With a $26.8 million bid, private equity firm Sycamore Partners has prevailed in the bankruptcy auction for The Limited Stores’ intellectual property, including its e-commerce business, sources told Reuters. The deal awaits approval from a U.S. bankruptcy court judge.
Sycamore last month put in a $25.75 million "stalking horse" bid for The Limited's intellectual property, which includes its trademarks, website address and social media accounts, and on Tuesday outbid apparel company Sunrise Brands LLC, Reuters said. The value of Sunrise's bid had to eclipse Sycamore's by at least $1 million to meet the requirements of the bankruptcy court, according to an earlier report.
The Limited shuttered all 250 stores and its website before filing for Chapter 11 bankruptcy protection last month, beset by falling traffic and debt from its previous private equity ownership.
Sycamore Partners, a private equity firm specializing in retail investments, has a portfolio that includes Belk department stores, Hot Topic, Nine West and Talbots — and now The Limited. Most recently, Sycamore made headlines in the retail space when it urged Aeropostale to liquidate in October. Sycamore was owed some $150 million by the teen apparel retailer, who eventually came back from the brink buoyed by a surprise joint bid from a consortium of mall landlords.
Private equity control can be tricky business for retailers. The Limited's previous private equity owner, Sun Capital Partners Inc., earlier this year told its investors that despite the closures, it had nearly doubled its Limited Stores investment. Due to prior distributions and dividends, Sun Capital made back its original $50 million 1.8 times over and will write down the remaining equity value of Limited Stores to zero.

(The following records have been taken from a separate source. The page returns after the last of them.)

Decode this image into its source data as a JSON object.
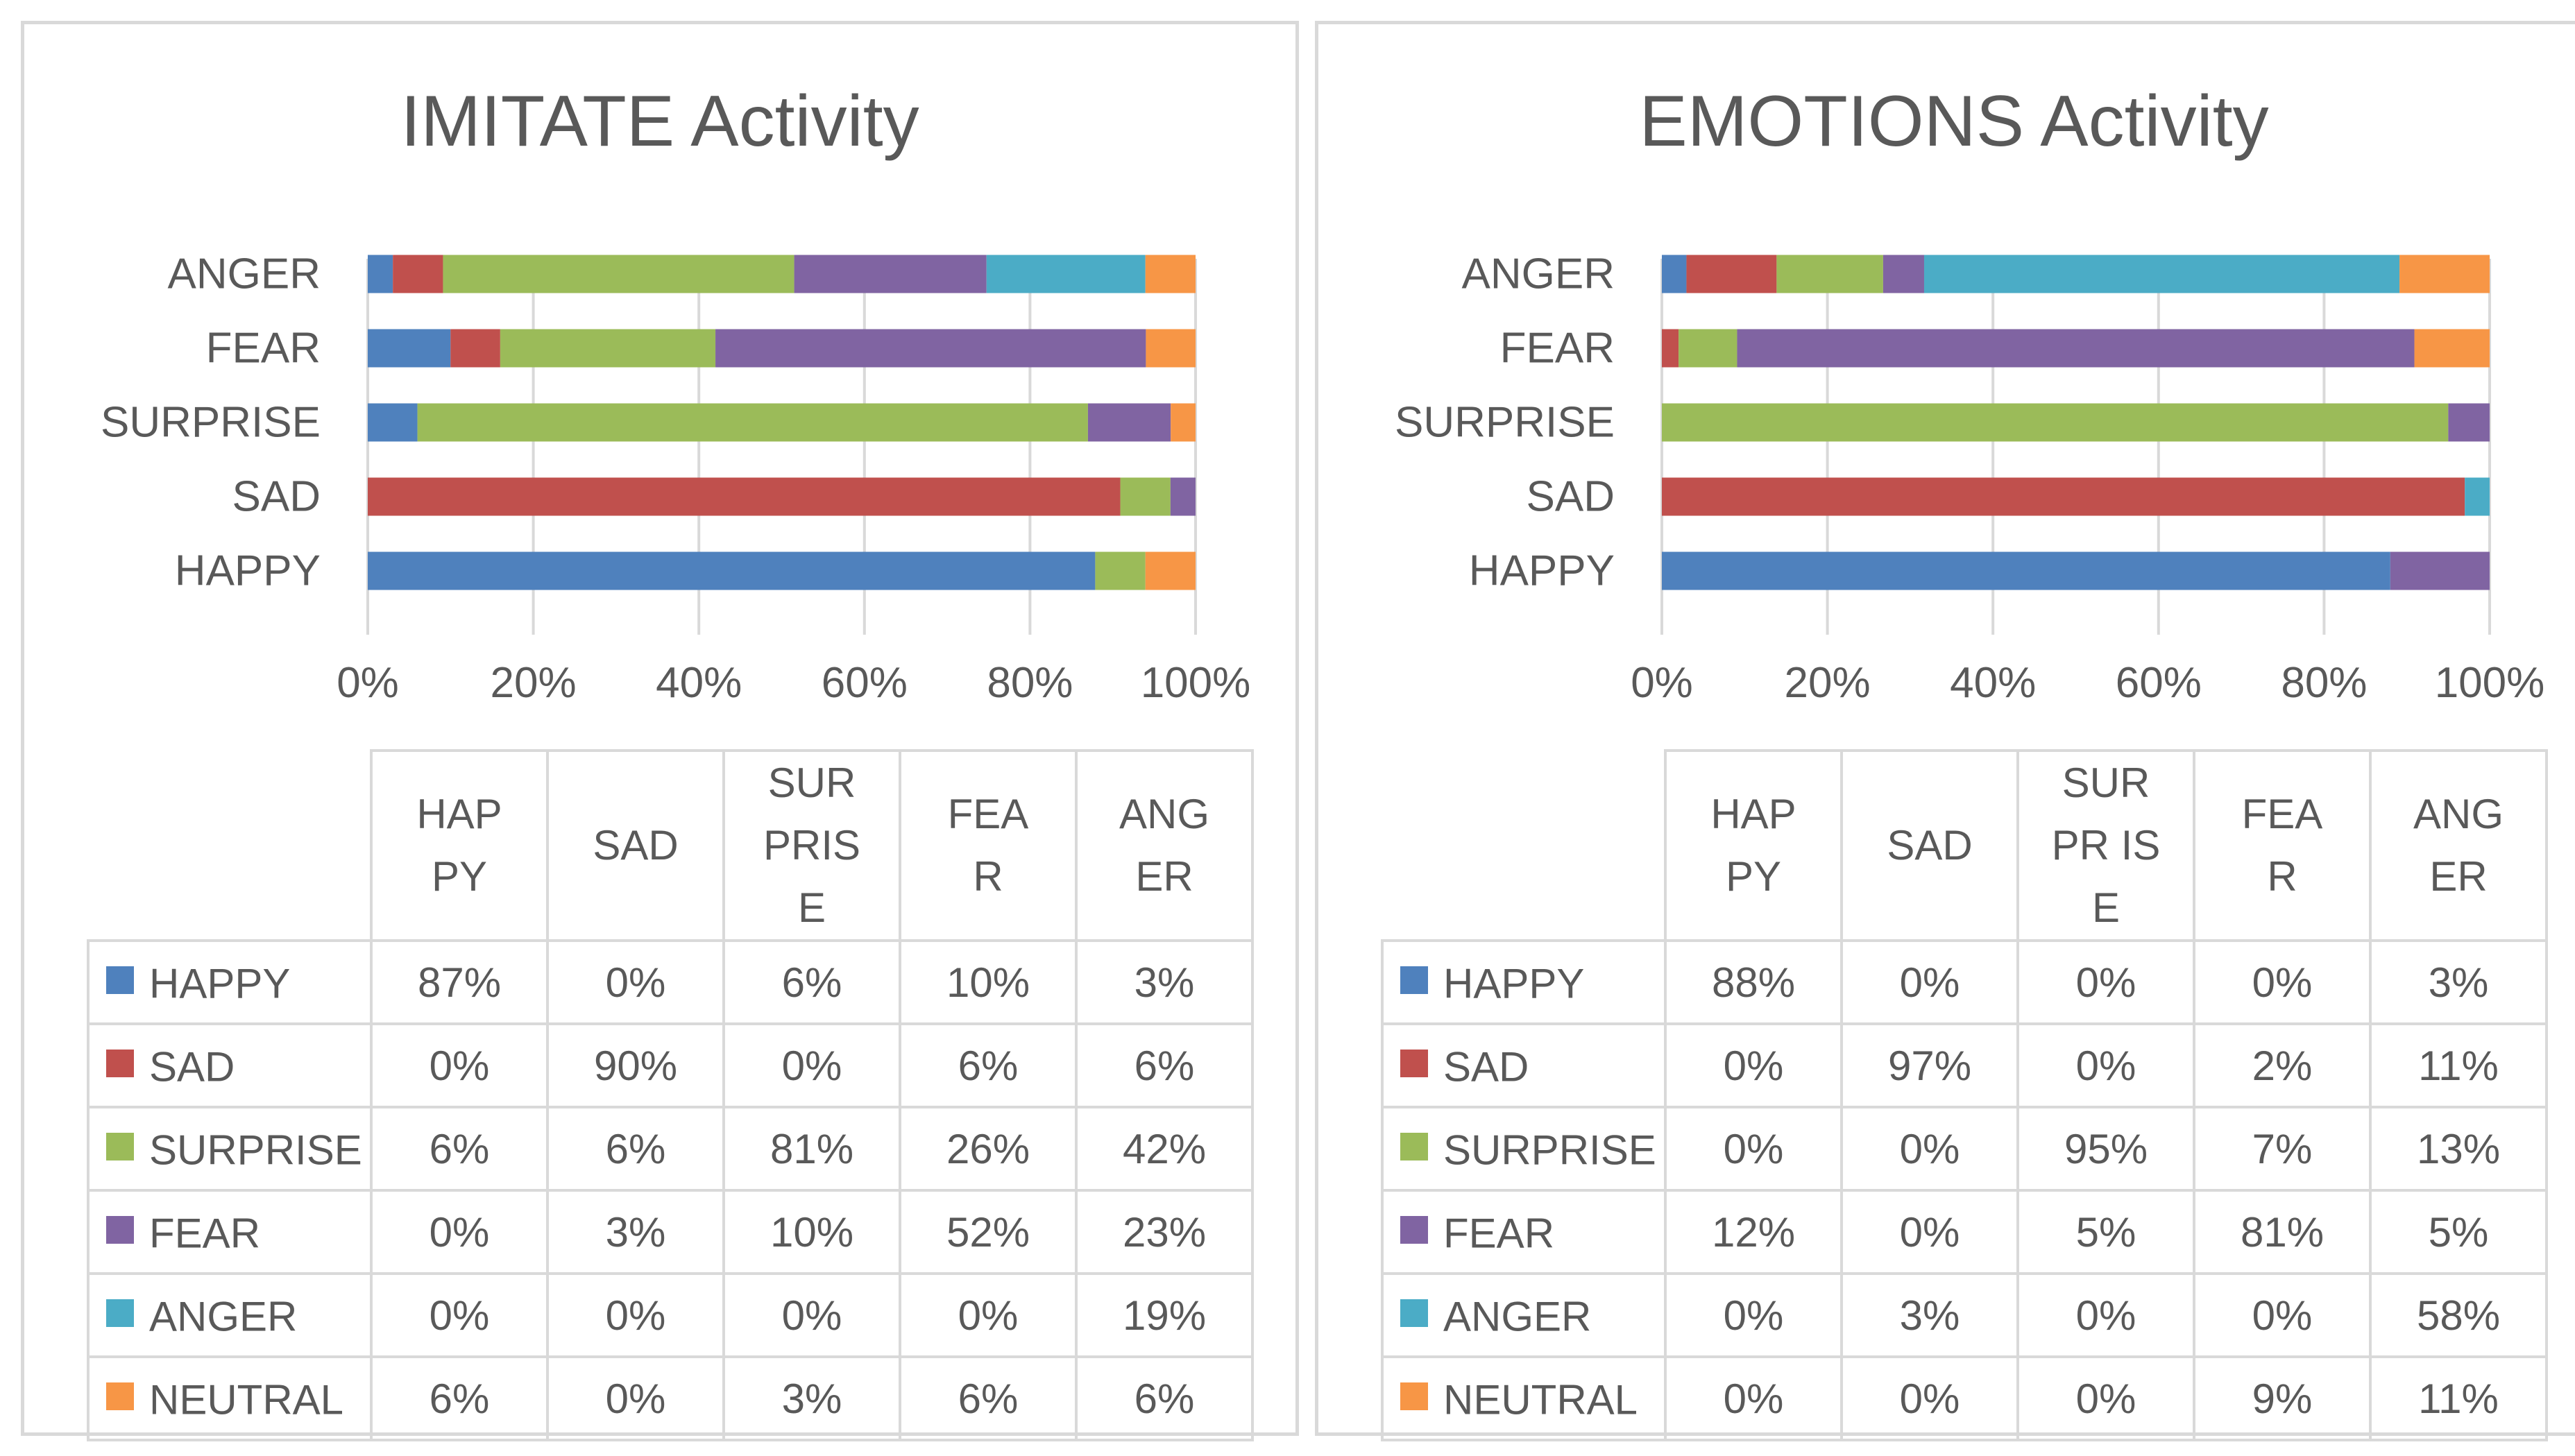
{
  "colors": {
    "HAPPY": "#4f81bd",
    "SAD": "#c0504d",
    "SURPRISE": "#9bbb59",
    "FEAR": "#8064a2",
    "ANGER": "#4bacc6",
    "NEUTRAL": "#f79646",
    "grid": "#d9d9d9",
    "text": "#595959",
    "border": "#d9d9d9"
  },
  "chart_data": [
    {
      "type": "bar",
      "orientation": "horizontal",
      "stacked": "percent",
      "title": "IMITATE Activity",
      "categories": [
        "HAPPY",
        "SAD",
        "SURPRISE",
        "FEAR",
        "ANGER"
      ],
      "series": [
        {
          "name": "HAPPY",
          "values": [
            87,
            0,
            6,
            10,
            3
          ]
        },
        {
          "name": "SAD",
          "values": [
            0,
            90,
            0,
            6,
            6
          ]
        },
        {
          "name": "SURPRISE",
          "values": [
            6,
            6,
            81,
            26,
            42
          ]
        },
        {
          "name": "FEAR",
          "values": [
            0,
            3,
            10,
            52,
            23
          ]
        },
        {
          "name": "ANGER",
          "values": [
            0,
            0,
            0,
            0,
            19
          ]
        },
        {
          "name": "NEUTRAL",
          "values": [
            6,
            0,
            3,
            6,
            6
          ]
        }
      ],
      "xlim": [
        0,
        100
      ],
      "xticks": [
        "0%",
        "20%",
        "40%",
        "60%",
        "80%",
        "100%"
      ],
      "grid": true,
      "table": {
        "headers": [
          "HAPPY",
          "SAD",
          "SURPRISE",
          "FEAR",
          "ANGER"
        ],
        "header_display": [
          "HAPPY",
          "SAD",
          "SURPRISE",
          "FEAR",
          "ANGER"
        ],
        "rows": [
          {
            "label": "HAPPY",
            "cells": [
              "87%",
              "0%",
              "6%",
              "10%",
              "3%"
            ]
          },
          {
            "label": "SAD",
            "cells": [
              "0%",
              "90%",
              "0%",
              "6%",
              "6%"
            ]
          },
          {
            "label": "SURPRISE",
            "cells": [
              "6%",
              "6%",
              "81%",
              "26%",
              "42%"
            ]
          },
          {
            "label": "FEAR",
            "cells": [
              "0%",
              "3%",
              "10%",
              "52%",
              "23%"
            ]
          },
          {
            "label": "ANGER",
            "cells": [
              "0%",
              "0%",
              "0%",
              "0%",
              "19%"
            ]
          },
          {
            "label": "NEUTRAL",
            "cells": [
              "6%",
              "0%",
              "3%",
              "6%",
              "6%"
            ]
          }
        ]
      }
    },
    {
      "type": "bar",
      "orientation": "horizontal",
      "stacked": "percent",
      "title": "EMOTIONS Activity",
      "categories": [
        "HAPPY",
        "SAD",
        "SURPRISE",
        "FEAR",
        "ANGER"
      ],
      "series": [
        {
          "name": "HAPPY",
          "values": [
            88,
            0,
            0,
            0,
            3
          ]
        },
        {
          "name": "SAD",
          "values": [
            0,
            97,
            0,
            2,
            11
          ]
        },
        {
          "name": "SURPRISE",
          "values": [
            0,
            0,
            95,
            7,
            13
          ]
        },
        {
          "name": "FEAR",
          "values": [
            12,
            0,
            5,
            81,
            5
          ]
        },
        {
          "name": "ANGER",
          "values": [
            0,
            3,
            0,
            0,
            58
          ]
        },
        {
          "name": "NEUTRAL",
          "values": [
            0,
            0,
            0,
            9,
            11
          ]
        }
      ],
      "xlim": [
        0,
        100
      ],
      "xticks": [
        "0%",
        "20%",
        "40%",
        "60%",
        "80%",
        "100%"
      ],
      "grid": true,
      "table": {
        "headers": [
          "HAPPY",
          "SAD",
          "SURPRISE",
          "FEAR",
          "ANGER"
        ],
        "header_display": [
          "HAPPY",
          "SAD",
          "SURPR ISE",
          "FEAR",
          "ANGER"
        ],
        "rows": [
          {
            "label": "HAPPY",
            "cells": [
              "88%",
              "0%",
              "0%",
              "0%",
              "3%"
            ]
          },
          {
            "label": "SAD",
            "cells": [
              "0%",
              "97%",
              "0%",
              "2%",
              "11%"
            ]
          },
          {
            "label": "SURPRISE",
            "cells": [
              "0%",
              "0%",
              "95%",
              "7%",
              "13%"
            ]
          },
          {
            "label": "FEAR",
            "cells": [
              "12%",
              "0%",
              "5%",
              "81%",
              "5%"
            ]
          },
          {
            "label": "ANGER",
            "cells": [
              "0%",
              "3%",
              "0%",
              "0%",
              "58%"
            ]
          },
          {
            "label": "NEUTRAL",
            "cells": [
              "0%",
              "0%",
              "0%",
              "9%",
              "11%"
            ]
          }
        ]
      }
    }
  ]
}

While it seems clear Sun Capital didn't address the needs of its adopted chain, the seeds of The Limited’s demise were planted decades earlier, when the retailer took aim for Ann Taylor’s market of well-dressed professional women, among other critical changes, says Lee Peterson, who spent 11 years at The Limited and is now executive vice president of brand, strategy and design at global retail design firm WD Partners.
The brand was exacerbated when founder Les Wexner, CEO of L Brands, in 2007 sold the enterprise, which launched his retail empire in 1963 as a sole store in Columbus, OH. “All of a sudden, you took that brand and gave it a different target customer,” Peterson told Retail Dive. “And it’s the wrong target customer because it’s really changed and you’re not set up for it. And you changed the process of how you get product into the stores. And you lost Les.”
In recent months, as The Limited's time ran out, it was also missing direction from its top executives: CEO Diane Ellis left to become president of women’s apparel brand Chico's in October after less than two months in that position. Then John Buell, who was elevated from his CFO role to interim CEO, abandoned ship in late December to become the senior vice president and CFO of fashion and home decor brand Altar’d State.